La finance islamique : une solution à la crise ? (partie 2)

3. La finance islamique compatible avec le droit français ?

Le droit français est-il compatible avec la finance islamique ? Quels furent les aménagements nécessaires ? En quoi Paris peut-il devenir demain la place forte de la finance islamique en Europe ?3.1 Paris plus attrayant que Londres pour la finance islamique ?

La compatibilité de principe de la finance islamique avec l’ordre public français

Très tôt, des experts se sont regroupés pour s’interroger sur la compatibilité du droit français avec les principes de la finance islamique. De ce point de vue, l’initiative de « PARIS-EUROPLACE » est remarquable à plus d’un titre :

- Une première commission dirigée par Messieurs JOUINI et PASTRE a porté sur les « Enjeux et les opportunités du développement de la finance islamique pour la place de Paris », 2008.

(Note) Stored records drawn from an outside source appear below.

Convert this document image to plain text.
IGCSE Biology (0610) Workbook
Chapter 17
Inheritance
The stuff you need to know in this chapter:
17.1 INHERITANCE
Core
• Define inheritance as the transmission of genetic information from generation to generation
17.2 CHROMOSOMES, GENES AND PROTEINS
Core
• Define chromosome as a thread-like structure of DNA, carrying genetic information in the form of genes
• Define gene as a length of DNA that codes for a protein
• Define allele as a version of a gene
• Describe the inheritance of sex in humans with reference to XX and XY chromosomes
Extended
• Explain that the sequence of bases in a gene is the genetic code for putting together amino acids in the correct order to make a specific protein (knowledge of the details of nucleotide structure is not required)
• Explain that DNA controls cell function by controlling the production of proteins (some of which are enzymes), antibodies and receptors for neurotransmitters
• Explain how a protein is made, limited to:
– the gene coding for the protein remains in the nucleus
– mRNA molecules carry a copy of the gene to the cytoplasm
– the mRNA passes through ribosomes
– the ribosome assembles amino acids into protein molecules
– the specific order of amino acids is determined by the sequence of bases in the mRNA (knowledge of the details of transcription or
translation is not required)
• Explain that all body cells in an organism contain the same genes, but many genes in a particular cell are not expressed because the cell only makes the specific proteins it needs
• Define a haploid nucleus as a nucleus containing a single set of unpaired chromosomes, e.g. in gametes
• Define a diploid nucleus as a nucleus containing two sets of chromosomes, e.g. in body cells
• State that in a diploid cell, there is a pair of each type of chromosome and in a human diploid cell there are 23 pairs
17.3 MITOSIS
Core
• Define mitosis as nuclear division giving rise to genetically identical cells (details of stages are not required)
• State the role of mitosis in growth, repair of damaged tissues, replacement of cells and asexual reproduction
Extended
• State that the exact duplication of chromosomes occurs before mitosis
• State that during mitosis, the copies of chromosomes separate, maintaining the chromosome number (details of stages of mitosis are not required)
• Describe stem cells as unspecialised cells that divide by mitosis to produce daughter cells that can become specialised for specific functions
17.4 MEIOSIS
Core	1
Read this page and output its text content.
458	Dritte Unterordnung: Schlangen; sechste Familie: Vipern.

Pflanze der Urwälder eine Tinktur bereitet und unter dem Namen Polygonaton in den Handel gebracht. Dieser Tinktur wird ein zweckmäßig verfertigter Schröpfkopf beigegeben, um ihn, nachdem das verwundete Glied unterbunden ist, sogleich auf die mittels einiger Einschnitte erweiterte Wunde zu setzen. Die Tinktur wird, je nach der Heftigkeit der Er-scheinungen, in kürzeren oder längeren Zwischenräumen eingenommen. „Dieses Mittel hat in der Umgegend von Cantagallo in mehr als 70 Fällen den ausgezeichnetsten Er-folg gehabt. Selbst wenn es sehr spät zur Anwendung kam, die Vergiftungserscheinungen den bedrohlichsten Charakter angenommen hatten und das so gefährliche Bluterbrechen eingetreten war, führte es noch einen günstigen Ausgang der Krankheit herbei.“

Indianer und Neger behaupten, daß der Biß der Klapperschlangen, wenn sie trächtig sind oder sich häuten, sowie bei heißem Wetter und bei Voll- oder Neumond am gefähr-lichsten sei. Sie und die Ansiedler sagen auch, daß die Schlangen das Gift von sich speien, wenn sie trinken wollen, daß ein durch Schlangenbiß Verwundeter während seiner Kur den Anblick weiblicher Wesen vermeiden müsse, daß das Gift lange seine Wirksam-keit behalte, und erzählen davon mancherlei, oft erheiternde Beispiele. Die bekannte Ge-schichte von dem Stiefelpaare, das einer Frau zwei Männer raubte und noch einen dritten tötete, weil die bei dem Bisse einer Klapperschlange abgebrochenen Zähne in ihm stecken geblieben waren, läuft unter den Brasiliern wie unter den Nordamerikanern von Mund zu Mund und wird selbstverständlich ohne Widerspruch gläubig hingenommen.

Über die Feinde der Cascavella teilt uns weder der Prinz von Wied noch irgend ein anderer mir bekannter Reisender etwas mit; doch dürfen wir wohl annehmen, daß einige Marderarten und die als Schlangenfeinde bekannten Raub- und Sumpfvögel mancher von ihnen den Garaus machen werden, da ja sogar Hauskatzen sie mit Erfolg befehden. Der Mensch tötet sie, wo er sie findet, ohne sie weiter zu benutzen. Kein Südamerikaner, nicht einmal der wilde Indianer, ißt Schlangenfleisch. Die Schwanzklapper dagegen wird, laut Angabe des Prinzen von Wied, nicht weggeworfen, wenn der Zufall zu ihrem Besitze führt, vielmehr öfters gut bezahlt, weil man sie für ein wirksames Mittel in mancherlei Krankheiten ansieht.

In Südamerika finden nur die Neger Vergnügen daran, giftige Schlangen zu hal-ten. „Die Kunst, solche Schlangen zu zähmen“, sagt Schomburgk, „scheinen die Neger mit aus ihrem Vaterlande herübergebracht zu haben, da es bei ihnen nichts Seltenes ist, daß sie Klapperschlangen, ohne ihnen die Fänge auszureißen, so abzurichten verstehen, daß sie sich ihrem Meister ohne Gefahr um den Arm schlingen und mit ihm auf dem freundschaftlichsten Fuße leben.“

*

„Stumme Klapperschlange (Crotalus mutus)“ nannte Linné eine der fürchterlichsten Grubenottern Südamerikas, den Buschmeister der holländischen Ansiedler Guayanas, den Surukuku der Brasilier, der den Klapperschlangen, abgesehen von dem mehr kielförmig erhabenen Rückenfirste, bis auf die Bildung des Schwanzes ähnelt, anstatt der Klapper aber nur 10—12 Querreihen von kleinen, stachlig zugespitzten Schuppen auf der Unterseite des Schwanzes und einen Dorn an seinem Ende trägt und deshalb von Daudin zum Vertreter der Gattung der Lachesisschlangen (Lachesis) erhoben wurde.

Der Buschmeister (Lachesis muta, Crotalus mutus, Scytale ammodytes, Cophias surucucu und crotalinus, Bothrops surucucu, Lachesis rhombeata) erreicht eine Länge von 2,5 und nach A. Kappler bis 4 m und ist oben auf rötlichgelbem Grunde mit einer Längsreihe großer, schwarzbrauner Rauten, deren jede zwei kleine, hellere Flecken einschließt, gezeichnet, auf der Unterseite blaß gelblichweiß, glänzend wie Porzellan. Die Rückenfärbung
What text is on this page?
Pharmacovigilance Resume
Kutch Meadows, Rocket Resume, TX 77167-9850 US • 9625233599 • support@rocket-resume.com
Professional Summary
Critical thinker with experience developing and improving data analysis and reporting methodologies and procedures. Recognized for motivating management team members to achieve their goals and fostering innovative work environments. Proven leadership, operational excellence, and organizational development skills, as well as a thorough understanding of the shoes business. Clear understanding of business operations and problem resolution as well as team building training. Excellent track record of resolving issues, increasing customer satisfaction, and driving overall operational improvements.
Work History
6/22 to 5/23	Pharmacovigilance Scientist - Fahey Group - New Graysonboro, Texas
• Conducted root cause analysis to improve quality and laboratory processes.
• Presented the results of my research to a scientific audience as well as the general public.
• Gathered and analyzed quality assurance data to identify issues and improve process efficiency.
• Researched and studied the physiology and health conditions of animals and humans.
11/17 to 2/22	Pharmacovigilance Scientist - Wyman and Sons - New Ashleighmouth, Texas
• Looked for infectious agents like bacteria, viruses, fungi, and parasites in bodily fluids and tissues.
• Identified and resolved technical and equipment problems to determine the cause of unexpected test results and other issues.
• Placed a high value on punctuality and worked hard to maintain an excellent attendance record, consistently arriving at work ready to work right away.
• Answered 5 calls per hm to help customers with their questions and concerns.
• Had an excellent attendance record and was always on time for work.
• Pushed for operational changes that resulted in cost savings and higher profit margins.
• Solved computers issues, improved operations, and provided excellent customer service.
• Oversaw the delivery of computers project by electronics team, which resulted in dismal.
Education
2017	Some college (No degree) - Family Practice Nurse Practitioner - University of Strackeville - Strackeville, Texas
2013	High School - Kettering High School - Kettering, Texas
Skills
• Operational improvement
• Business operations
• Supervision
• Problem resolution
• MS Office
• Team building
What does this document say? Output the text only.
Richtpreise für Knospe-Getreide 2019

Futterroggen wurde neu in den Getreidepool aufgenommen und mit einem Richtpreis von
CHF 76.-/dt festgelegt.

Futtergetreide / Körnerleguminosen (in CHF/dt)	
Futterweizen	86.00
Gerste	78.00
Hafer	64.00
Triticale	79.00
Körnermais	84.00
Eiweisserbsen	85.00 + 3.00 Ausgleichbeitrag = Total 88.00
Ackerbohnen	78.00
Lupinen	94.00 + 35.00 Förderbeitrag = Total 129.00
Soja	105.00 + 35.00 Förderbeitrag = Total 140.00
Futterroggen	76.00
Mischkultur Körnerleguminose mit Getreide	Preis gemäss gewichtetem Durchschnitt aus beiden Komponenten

- Une deuxième commission dirigée par Monsieur AFFAKI s’est attachée à résoudre la délicate question du règlement des différends dans les finances islamiques – « Rapport du groupe de travail sur le droit applicable et les règlements des différends dans les financements islamique », 2009.

Le groupe de travail constitué autour de Monsieur AFFAKI a tenté de démontrer que le droit français réserverait un meilleur accueil aux principes financiers de la charia que le droit anglais, ce qui accroît l’attractivité de la place de Paris face à la City de Londres.

Le prétexte d’un contrat de finance international permettait de réfléchir à une éventuelle incompatibilité à l’ordre public français des principes financiers de la charia. Plus précisément, il s’agissait de présupposer l’accueil que réserverait un tribunal arbitral français à un contrat de financement international prévoyant que les principes de la charia seraient applicables à la résolution des différends nés de l’exécution dudit contrat.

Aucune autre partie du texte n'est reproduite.